Music as Labor: A Visit by Sonia Seeman

Photograph of presentation

By Senior Lecturer Danielle V. Schoon (Department of Near Eastern Languages and Cultures), Associate Professor Ryan Skinner (School of Music) and Danielle Fosler-Lussier (School of Music)


Portrait of Sonia Seeman

The Ohio State University was honored to welcome guest scholar, Professor Sonia Tamar Seeman, from the University of Texas-Austin, on Monday, January 27, 2020. Seeman visited two undergraduate classes (Contemporary Issues in Turkey taught by Danielle Schoon in the Department of Near Eastern Languages and Cultures, and Musical Citizenship taught by Ryan Skinner in the School of Music), where she shared her published work and guided students through considerations such as the relationship between music and identity and the role of minority citizens in the making of the nation state.

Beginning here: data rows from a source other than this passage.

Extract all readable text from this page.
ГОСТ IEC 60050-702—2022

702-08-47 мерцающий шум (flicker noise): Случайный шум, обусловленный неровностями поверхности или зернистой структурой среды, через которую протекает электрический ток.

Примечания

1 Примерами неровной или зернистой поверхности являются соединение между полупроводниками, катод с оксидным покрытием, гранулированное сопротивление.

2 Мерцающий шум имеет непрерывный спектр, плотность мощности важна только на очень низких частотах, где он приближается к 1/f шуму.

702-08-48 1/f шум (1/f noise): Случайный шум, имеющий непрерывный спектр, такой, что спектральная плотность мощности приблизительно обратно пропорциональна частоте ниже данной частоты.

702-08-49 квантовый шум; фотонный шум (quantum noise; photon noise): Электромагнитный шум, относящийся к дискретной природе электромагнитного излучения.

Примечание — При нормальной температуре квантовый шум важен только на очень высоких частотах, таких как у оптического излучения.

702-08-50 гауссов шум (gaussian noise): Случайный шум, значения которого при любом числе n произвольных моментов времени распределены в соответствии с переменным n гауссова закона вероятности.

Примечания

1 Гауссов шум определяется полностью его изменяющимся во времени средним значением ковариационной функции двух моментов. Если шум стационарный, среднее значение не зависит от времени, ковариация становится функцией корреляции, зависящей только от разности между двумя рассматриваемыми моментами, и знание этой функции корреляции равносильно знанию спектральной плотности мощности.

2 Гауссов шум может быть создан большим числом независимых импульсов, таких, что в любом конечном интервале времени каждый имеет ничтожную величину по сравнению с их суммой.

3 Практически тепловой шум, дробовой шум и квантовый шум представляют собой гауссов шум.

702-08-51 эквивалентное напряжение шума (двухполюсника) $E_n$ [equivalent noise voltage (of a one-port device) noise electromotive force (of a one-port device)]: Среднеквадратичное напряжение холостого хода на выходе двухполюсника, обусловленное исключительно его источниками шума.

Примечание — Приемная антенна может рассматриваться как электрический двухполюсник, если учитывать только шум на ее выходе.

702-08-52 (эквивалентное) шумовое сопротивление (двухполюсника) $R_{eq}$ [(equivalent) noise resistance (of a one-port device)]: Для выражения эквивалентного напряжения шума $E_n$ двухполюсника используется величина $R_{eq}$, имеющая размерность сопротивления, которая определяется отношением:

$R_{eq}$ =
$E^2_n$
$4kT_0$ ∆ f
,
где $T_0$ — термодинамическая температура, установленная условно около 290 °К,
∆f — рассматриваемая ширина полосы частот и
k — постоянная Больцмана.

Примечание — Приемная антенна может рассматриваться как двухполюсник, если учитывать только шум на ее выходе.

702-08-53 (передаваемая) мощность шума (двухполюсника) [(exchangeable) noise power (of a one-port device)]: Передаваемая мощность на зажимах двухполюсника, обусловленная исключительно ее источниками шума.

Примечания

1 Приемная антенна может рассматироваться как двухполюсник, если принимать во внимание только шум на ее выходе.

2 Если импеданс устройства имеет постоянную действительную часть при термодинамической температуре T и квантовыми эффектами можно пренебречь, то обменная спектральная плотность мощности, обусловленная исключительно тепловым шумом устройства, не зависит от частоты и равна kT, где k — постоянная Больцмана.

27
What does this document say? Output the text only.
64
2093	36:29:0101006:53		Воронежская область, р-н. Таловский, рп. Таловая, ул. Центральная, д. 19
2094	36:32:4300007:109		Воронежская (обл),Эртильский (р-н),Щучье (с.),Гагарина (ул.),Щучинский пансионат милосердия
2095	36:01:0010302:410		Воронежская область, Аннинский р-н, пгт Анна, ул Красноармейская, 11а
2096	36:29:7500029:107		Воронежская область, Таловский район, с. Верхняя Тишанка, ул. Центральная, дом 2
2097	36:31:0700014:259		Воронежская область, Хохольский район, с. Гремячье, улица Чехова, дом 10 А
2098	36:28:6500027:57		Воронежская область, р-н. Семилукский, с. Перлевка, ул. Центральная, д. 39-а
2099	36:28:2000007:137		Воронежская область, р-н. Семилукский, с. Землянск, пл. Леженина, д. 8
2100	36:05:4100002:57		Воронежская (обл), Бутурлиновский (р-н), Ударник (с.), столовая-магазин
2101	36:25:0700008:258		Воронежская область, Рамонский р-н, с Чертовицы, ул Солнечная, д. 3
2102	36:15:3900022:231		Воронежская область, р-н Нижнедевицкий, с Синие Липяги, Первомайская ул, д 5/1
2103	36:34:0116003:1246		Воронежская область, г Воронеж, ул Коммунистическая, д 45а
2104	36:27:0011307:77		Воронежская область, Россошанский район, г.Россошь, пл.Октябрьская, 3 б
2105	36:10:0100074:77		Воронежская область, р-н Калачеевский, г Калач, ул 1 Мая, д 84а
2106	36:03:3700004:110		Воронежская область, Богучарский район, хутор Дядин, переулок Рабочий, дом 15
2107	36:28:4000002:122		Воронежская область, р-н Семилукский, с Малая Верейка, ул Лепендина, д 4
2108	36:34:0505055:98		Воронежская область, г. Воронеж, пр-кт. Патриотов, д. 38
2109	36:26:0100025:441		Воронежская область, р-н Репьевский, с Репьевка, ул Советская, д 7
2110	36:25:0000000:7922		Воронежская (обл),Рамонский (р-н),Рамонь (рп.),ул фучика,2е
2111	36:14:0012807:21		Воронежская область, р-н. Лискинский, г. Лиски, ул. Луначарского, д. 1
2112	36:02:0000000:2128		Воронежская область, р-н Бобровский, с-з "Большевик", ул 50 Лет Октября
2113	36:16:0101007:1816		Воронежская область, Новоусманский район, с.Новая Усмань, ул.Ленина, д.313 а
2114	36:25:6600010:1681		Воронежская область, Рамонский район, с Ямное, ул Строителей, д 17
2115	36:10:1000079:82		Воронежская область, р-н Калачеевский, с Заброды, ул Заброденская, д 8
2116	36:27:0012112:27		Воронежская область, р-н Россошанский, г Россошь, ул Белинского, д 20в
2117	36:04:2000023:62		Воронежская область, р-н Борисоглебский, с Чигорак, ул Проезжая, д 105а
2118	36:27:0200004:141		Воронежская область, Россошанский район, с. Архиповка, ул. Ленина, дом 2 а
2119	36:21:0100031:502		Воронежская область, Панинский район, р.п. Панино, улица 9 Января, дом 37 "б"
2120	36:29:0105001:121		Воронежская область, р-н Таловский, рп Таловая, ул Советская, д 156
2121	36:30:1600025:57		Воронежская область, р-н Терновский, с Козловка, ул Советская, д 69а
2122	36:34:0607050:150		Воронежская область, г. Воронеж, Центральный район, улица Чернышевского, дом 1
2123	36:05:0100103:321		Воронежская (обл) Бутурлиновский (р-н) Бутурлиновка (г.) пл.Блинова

Seeman’s public lecture, "Music as Labor; Music as Work: 100 years of Turkish Roman Musician Narratives," was co-sponsored by the Global Arts + Humanities Discovery Theme's Migration, Mobility and Immobility Project and presented as part of the Lectures in Musicology series, co-sponsored by The Ohio State University Libraries. In her lecture, Seeman discussed Roman (“Gypsy”) professional musicianship in Turkey as it transitioned from an early-modern focus on craftsmanship to a period of capitalist exchange of labor for cash. Her ethnographic research culls from 25 years of fieldwork and close family relationships and documents the lives of Turkish Roman professional musicians in their own words, recordings and lived experiences. It forms the outline of a new book project.